But he also came to realize that the artists subsidize the high life of folks who often don't provide any real value in the musical supply chain.
"Don't get me wrong," Nawara says. "We met a lot of amazing people and had an amazing experience. But clearly something needs to be done.
"They treat the audience with the same respect as they treat the musicians — none at all. To be a part of that system is to be told, basically, 'Here's American Idol, shut the fuck up.'"
Between the time the Electric Six reached their peak popularity (around 2003-2004) and the time Nawara opened Beehive, the digital revolution had poked some gaping holes in the major music industry model — the largest of which was Radiohead releasing In Rainbows as a pay-what-you-want download. But let's not forget that MySpace — as outdated as it may seem now — made it de rigueur for indie bands to have their jams at least streaming to anyone who wanted to hear them.
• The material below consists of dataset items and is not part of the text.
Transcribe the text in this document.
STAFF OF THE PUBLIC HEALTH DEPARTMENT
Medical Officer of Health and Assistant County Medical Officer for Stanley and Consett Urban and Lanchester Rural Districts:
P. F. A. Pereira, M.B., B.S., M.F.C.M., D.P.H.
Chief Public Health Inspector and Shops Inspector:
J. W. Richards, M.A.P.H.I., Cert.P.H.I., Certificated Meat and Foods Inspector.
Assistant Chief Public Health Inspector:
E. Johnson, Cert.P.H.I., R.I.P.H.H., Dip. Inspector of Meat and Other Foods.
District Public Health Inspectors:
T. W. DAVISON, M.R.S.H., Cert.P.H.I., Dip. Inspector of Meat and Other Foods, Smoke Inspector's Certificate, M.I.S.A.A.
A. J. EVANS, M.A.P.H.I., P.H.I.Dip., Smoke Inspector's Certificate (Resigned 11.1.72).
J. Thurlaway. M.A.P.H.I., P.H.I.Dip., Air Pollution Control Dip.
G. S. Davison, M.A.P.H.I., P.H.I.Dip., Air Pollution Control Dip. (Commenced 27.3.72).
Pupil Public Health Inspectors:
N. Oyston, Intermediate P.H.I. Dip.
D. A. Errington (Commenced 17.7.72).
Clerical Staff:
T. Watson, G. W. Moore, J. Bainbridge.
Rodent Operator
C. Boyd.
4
Hot on the heels of MySpace's ubiquity were sites like Bandcamp, which customize sites for bands to stream their music and offer downloads at prices set by the bands (free if the bands like).
Somewhere between MySpace and the Bandcamps, Nawara figured there was a sweet spot for a new kind of label, one that was run by musicians and locally focused (and, importantly, quality-controlled).
"If you're going to have a fully digital business, you'd best have a smoothly functioning website. When Beehive first launched, that was one of its first growing pains. Even for 2008, the site was overdesigned, with drag 'n' drop menu interactivity and sound effects. In short, not up to the standards of ease and trust most require of anything sniffing e-commerce," he explains.